Ein Missverständnis; vielleicht ein absichtliches.
Stromhaushalt der Erde
Immer wieder liest man, dass mit dem steigenden Stromverbrauch der Welt eine Renaissance der Atomkraft verbunden sei. Das beruht offenbar auf Missverständnissen, wie der akribische Artikel „Die übersehene Revolution“ von Christian Stöcker in „Spiegel Wissenschaft“ vom 6.4. zeigt. Ich möchte hier anhand des Artikels zur Verbreitung der Informationen beitragen.
Strombedarf
Tatsächlich steigt der Strombedarf des Globus; das ist nicht gut, weil wir diesen Strom erst produzieren müssen. (Wir müssen lernen zu sparen. Wir alle, aber in manchen Bereichen speziell die USA.) Der Strombedarf ist im Jahr 2024 um ca. 4,3% gestiegen. Warum? Zunahme der Elektromobilität, Klimaanlagen (weil es heißer wird), Umstellung von ganzen Industriezweigen und – last not least – für die KI.
Stromproduktion
Aber auch die Stromproduktion ist 2024 gestiegen. Die Produktion erneuerbarer Energien (v.a. Solar, Wind) ist um 585 GWp (Gigawatt-Peak) gestiegen. Aber auch Atomkraft ist um ca. 8 GW mehr ans Netz gegangen.

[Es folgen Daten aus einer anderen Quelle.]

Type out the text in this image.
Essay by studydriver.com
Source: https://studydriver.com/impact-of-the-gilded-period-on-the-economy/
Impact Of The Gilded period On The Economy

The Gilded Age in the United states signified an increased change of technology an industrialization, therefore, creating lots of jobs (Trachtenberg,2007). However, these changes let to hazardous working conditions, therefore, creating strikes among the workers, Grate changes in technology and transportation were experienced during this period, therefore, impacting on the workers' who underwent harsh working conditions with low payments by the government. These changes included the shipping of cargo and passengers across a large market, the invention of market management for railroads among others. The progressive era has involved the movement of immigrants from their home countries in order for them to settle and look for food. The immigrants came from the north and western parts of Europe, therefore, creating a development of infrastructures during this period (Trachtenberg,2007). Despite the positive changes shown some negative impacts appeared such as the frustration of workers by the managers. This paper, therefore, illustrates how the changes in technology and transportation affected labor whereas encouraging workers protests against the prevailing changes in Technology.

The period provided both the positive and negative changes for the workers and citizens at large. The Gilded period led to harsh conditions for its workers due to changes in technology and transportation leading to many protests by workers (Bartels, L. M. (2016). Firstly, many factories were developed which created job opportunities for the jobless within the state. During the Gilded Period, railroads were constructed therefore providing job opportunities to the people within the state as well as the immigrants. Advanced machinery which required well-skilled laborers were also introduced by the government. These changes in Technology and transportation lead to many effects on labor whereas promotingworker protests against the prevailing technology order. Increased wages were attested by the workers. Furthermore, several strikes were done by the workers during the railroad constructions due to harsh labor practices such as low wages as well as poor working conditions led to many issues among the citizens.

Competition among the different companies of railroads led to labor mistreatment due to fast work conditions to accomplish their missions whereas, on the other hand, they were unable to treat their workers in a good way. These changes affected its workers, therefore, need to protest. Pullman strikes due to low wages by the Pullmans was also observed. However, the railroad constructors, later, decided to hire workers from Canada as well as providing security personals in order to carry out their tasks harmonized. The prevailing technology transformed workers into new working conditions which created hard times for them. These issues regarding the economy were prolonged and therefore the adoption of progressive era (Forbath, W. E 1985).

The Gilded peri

Das ist keine Renaissance der Atomkraft. Das ist – gottseidank! – bloß eine Stagnation.
Bedarf und Markt
Im Wesentlichen und zunehmend wird der steigende Strombedarf durch die erneuerbaren Energien ausgeglichen; ich zitiere Stöcker:
„Der Anteil der erneuerbaren Energien am gesamten Kapazitätszuwachs beim Strom auf dem Planeten Erde lag:
* 2022 bei 80 Prozent
* 2023 bei 86 Prozent
* 2024 bei 92,5 Prozent“
Tatsächlich ist die Stromerzeugungskapazität zwischen 2020 und 2024 im nuklearen Bereich i.W. konstant und niedrig geblieben: von Renaissance keine Rede. Die Produktionskapazität im Bereich fossiler Energien steigt immer noch – leider!, aber das Wachstum geht zurück. Im Bereich der Wasserkraft gibt es auch eine Steigerung der Kapazitäten, aber sie ist gering: Wasserkraft hat nicht mehr viel Ausbaupotenzial. Im Bereich der Solarenergie und der Windkraft steigt die Stromproduktionskapazität zwischen 2020 und 2024 aber (jedenfalls einstweilen) exponenziell, bei Sonne schneller, bei Wind etwas langsamer:
Atom? Nein!
»Die Anzahl der Länder, die neue Atomkraftwerke bauen, nahm im Jahr 2024 ab.« Tatsächlich stagniert die installierte Leistung aus Atomkraft, und zwar schon seit vielen Jahren, denn Atomkraft ist sehr teuer. Das Wachstum der nuklearen Stromproduktion, das die IEA für das Jahr 2024 verzeichnet, basiert maßgeblich auf »wieder aufgenommenem Betrieb mehrerer Reaktoren in Frankreich und Japan«, wie die IEA in ihrem Bericht erläutert.
Nichts Neues!
Ja, wir müssen schnellstens raus aus den fossilen Brennstoffen: es wird immer absurder, mit Kohle und Gas Strom zu produzieren. Wasserkraft wird uns nicht retten; Atomkraft schon gar nicht. Sonne und Wind heißen die Lösungen. (Das könnte man jetzt auch auf das Kaunertal und die TiWAG anwenden.)